Blood biochemical changes in mice after administration of a mixture of three anesthetic agents

Yuichiro OCHIAI 1,2, Hidetomo IWANO 2,*, Takako SAKAMOTO 1, Manabu HIRABAYASHI 1, Eiji KANEKO 1, Toshihiko WATANABE 3, Kazuto YAMASHITA 4, Hiroshi YOKOTA 2
PMCID: PMC4937154  PMID: 26902544

Abstract

Currently, from the viewpoint of animal welfare, anesthesia or analgesia is required during experimental procedures in animals that are likely to cause pain. A part of these anesthetics have been reported to influence a blood biochemical level. It is important for us to understand the effect of the anesthetic on blood biochemistry when we choose the anesthetic agent to be used in experiments. In this study, we examined the blood biochemical changes in mice after administration of a new mixture of three anesthetic agents −medetomidine / midazolam / butorphanol (MMB). We subcutaneously administered two dose combinations of MMB (0.45 / 6 / 7.5 and 0.9 / 12 / 15 mg/kg) in mice, followed by administration of atipamezole, for reversal of anesthetic effects, after 1 hr. Thereafter, blood biochemistry was assessed at 1, 4 and 24 hr after MMB administration. We observed that MMB administration caused a transient increase in blood sugar, inorganic phosphorus, potassium and creatine kinase levels. These, however, returned to the reference range 24 hr after MMB administration. In conclusion, MMB changes the levels of some blood biochemical parameters, but not to an extent that would threaten health. However, when using laboratory animals, this effect of MMB may influence the experimental results, depending on the experimental content. Hence, the choice of anesthetic agents used in laboratory animals should be based on detailed knowledge of their pharmacological effects.

Keywords: anesthesia, atipamezole, butorphanol, medetomidine, midazolam

Prevention of pain and distress is essential when experimental animals are used for biomedical research. This can be achieved by the use of appropriate anesthetics and analgesics [26]. Most general anesthesia methods consist of a combination of injection and inhalational anesthetics. In the case of laboratory mice, the intraperitoneal (i.p.) or subcutaneous (s.c.) administration route is usually chosen [1, 4, 34]. Although injection anesthesia, using either a single agent or a drug combination, can be used, control of the depth of anesthesia by intravenous drug administration is difficult. Because the duration and depth of anesthesia are affected by the characteristics of the mouse (strain, age, gender, individual variation, etc.) and the surrounding conditions (temperature, kind of surgery, etc.). So, it is difficult to decide the dose of matching all mice [8, 14, 21, 22, 39]. Therefore, despite prior dosage testing, maintenance of anesthesia by injection anesthetics often remains difficult. In addition, there are individual differences in anesthetic effect, which can lead to overdosage in some animals [1, 4, 38].
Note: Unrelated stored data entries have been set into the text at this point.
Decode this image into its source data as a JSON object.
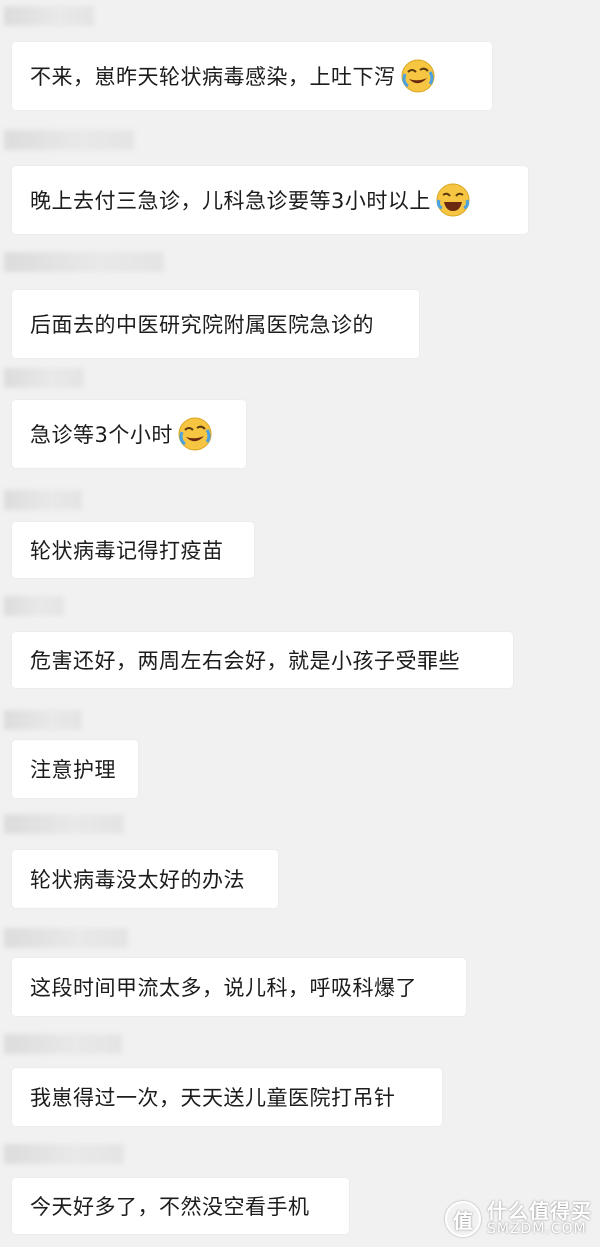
{
  "messages": [
    {
      "text": "不来，崽昨天轮状病毒感染，上吐下泻",
      "emoji": "crying-laughing-emoji"
    },
    {
      "text": "晚上去付三急诊，儿科急诊要等3小时以上",
      "emoji": "tears-of-joy-emoji"
    },
    {
      "text": "后面去的中医研究院附属医院急诊的",
      "emoji": ""
    },
    {
      "text": "急诊等3个小时",
      "emoji": "crying-laughing-emoji"
    },
    {
      "text": "轮状病毒记得打疫苗",
      "emoji": ""
    },
    {
      "text": "危害还好，两周左右会好，就是小孩子受罪些",
      "emoji": ""
    },
    {
      "text": "注意护理",
      "emoji": ""
    },
    {
      "text": "轮状病毒没太好的办法",
      "emoji": ""
    },
    {
      "text": "这段时间甲流太多，说儿科，呼吸科爆了",
      "emoji": ""
    },
    {
      "text": "我崽得过一次，天天送儿童医院打吊针",
      "emoji": ""
    },
    {
      "text": "今天好多了，不然没空看手机",
      "emoji": ""
    }
  ],
  "watermark": {
    "logo": "值",
    "name_cn": "什么值得买",
    "name_en": "SMZDM.COM"
  },
  "colors": {
    "background": "#f1f1f1",
    "bubble": "#ffffff",
    "text": "#1c1c1c",
    "emoji_face": "#f6c643"
  }
}
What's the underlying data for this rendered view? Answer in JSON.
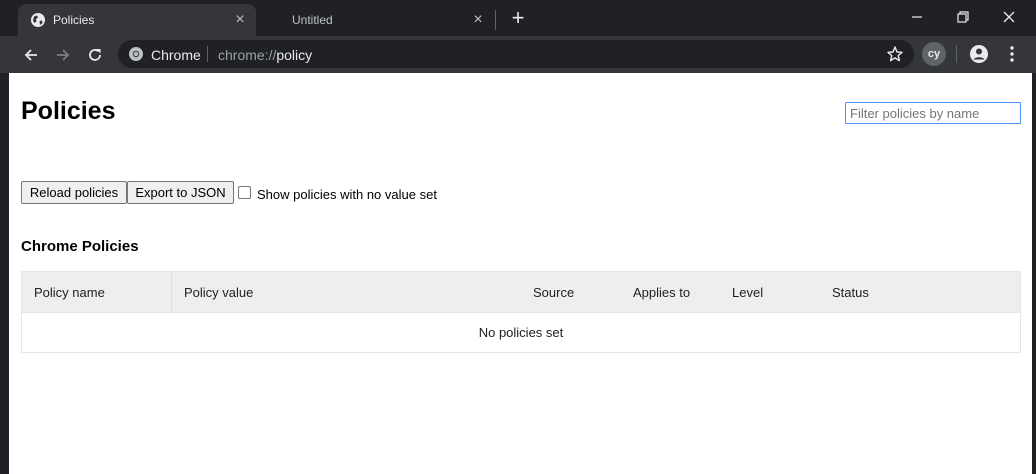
{
  "tabs": [
    {
      "title": "Policies",
      "active": true
    },
    {
      "title": "Untitled",
      "active": false
    }
  ],
  "toolbar": {
    "site_chip": "Chrome",
    "url_scheme": "chrome://",
    "url_host": "policy",
    "extension_label": "cy"
  },
  "page": {
    "title": "Policies",
    "filter_placeholder": "Filter policies by name",
    "reload_button": "Reload policies",
    "export_button": "Export to JSON",
    "show_unset_label": "Show policies with no value set",
    "section_title": "Chrome Policies",
    "table": {
      "columns": [
        "Policy name",
        "Policy value",
        "Source",
        "Applies to",
        "Level",
        "Status"
      ],
      "empty_message": "No policies set"
    }
  },
  "colors": {
    "frame": "#202124",
    "toolbar": "#35363a",
    "focus": "#4d90fe"
  }
}
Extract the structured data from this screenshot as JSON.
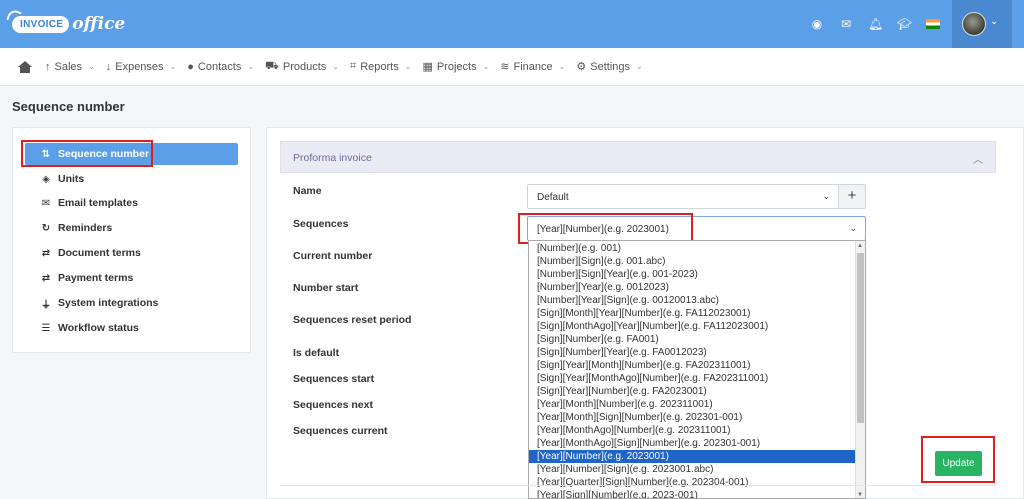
{
  "brand": {
    "badge": "INVOICE",
    "script": "office"
  },
  "topbar": {
    "icons": [
      "eye-icon",
      "envelope-icon",
      "bell-icon",
      "graduation-cap-icon",
      "india-flag-icon"
    ]
  },
  "nav": {
    "items": [
      {
        "label": "Sales",
        "icon": "↑"
      },
      {
        "label": "Expenses",
        "icon": "↓"
      },
      {
        "label": "Contacts",
        "icon": "👤"
      },
      {
        "label": "Products",
        "icon": "🛒"
      },
      {
        "label": "Reports",
        "icon": "📈"
      },
      {
        "label": "Projects",
        "icon": "▦"
      },
      {
        "label": "Finance",
        "icon": "≋"
      },
      {
        "label": "Settings",
        "icon": "⚙"
      }
    ]
  },
  "page": {
    "title": "Sequence number"
  },
  "sidebar": {
    "items": [
      {
        "label": "Sequence number",
        "icon": "⇅",
        "active": true
      },
      {
        "label": "Units",
        "icon": "◈"
      },
      {
        "label": "Email templates",
        "icon": "✉"
      },
      {
        "label": "Reminders",
        "icon": "↻"
      },
      {
        "label": "Document terms",
        "icon": "⇄"
      },
      {
        "label": "Payment terms",
        "icon": "⇄"
      },
      {
        "label": "System integrations",
        "icon": "⏚"
      },
      {
        "label": "Workflow status",
        "icon": "☰"
      }
    ]
  },
  "section": {
    "title": "Proforma invoice"
  },
  "form": {
    "labels": [
      "Name",
      "Sequences",
      "Current number",
      "Number start",
      "Sequences reset period",
      "Is default",
      "Sequences start",
      "Sequences next",
      "Sequences current"
    ],
    "name_value": "Default",
    "sequences_value": "[Year][Number](e.g. 2023001)"
  },
  "dropdown": {
    "options": [
      "[Number](e.g. 001)",
      "[Number][Sign](e.g. 001.abc)",
      "[Number][Sign][Year](e.g. 001-2023)",
      "[Number][Year](e.g. 0012023)",
      "[Number][Year][Sign](e.g. 00120013.abc)",
      "[Sign][Month][Year][Number](e.g. FA112023001)",
      "[Sign][MonthAgo][Year][Number](e.g. FA112023001)",
      "[Sign][Number](e.g. FA001)",
      "[Sign][Number][Year](e.g. FA0012023)",
      "[Sign][Year][Month][Number](e.g. FA202311001)",
      "[Sign][Year][MonthAgo][Number](e.g. FA202311001)",
      "[Sign][Year][Number](e.g. FA2023001)",
      "[Year][Month][Number](e.g. 202311001)",
      "[Year][Month][Sign][Number](e.g. 202301-001)",
      "[Year][MonthAgo][Number](e.g. 202311001)",
      "[Year][MonthAgo][Sign][Number](e.g. 202301-001)",
      "[Year][Number](e.g. 2023001)",
      "[Year][Number][Sign](e.g. 2023001.abc)",
      "[Year][Quarter][Sign][Number](e.g. 202304-001)",
      "[Year][Sign][Number](e.g. 2023-001)"
    ],
    "selected_index": 16
  },
  "actions": {
    "update_label": "Update"
  },
  "colors": {
    "brand": "#5b9fe8",
    "highlight": "#e0201d",
    "success": "#28b463",
    "selected": "#1f64c7"
  }
}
In laboratory animals, pentobarbital sodium or mixed anesthesia with ketamine (K)/ xylazine (X) has been widely used until recently. However, ketamine was labeled as a narcotic according to a revised law in 2007. Hence, its use became highly regulated, making it necessary to employ qualified persons, such as a narcotics researcher and the facility’s drug application specialist when using ketamine. In addition, pentobarbital sodium is likely to cause a decrease in blood pressure or inhibition / cessation of respiration at the depth of anesthesia that is required for surgery, which can be fatal. Furthermore, the analgesic effect of pentobarbital used as a single agent is reportedly weak [12, 25, 32]. Besides this, due to their metabolism in the liver, injection anesthetics are known to cause changes in blood levels of metabolic enzymes released by the liver [35].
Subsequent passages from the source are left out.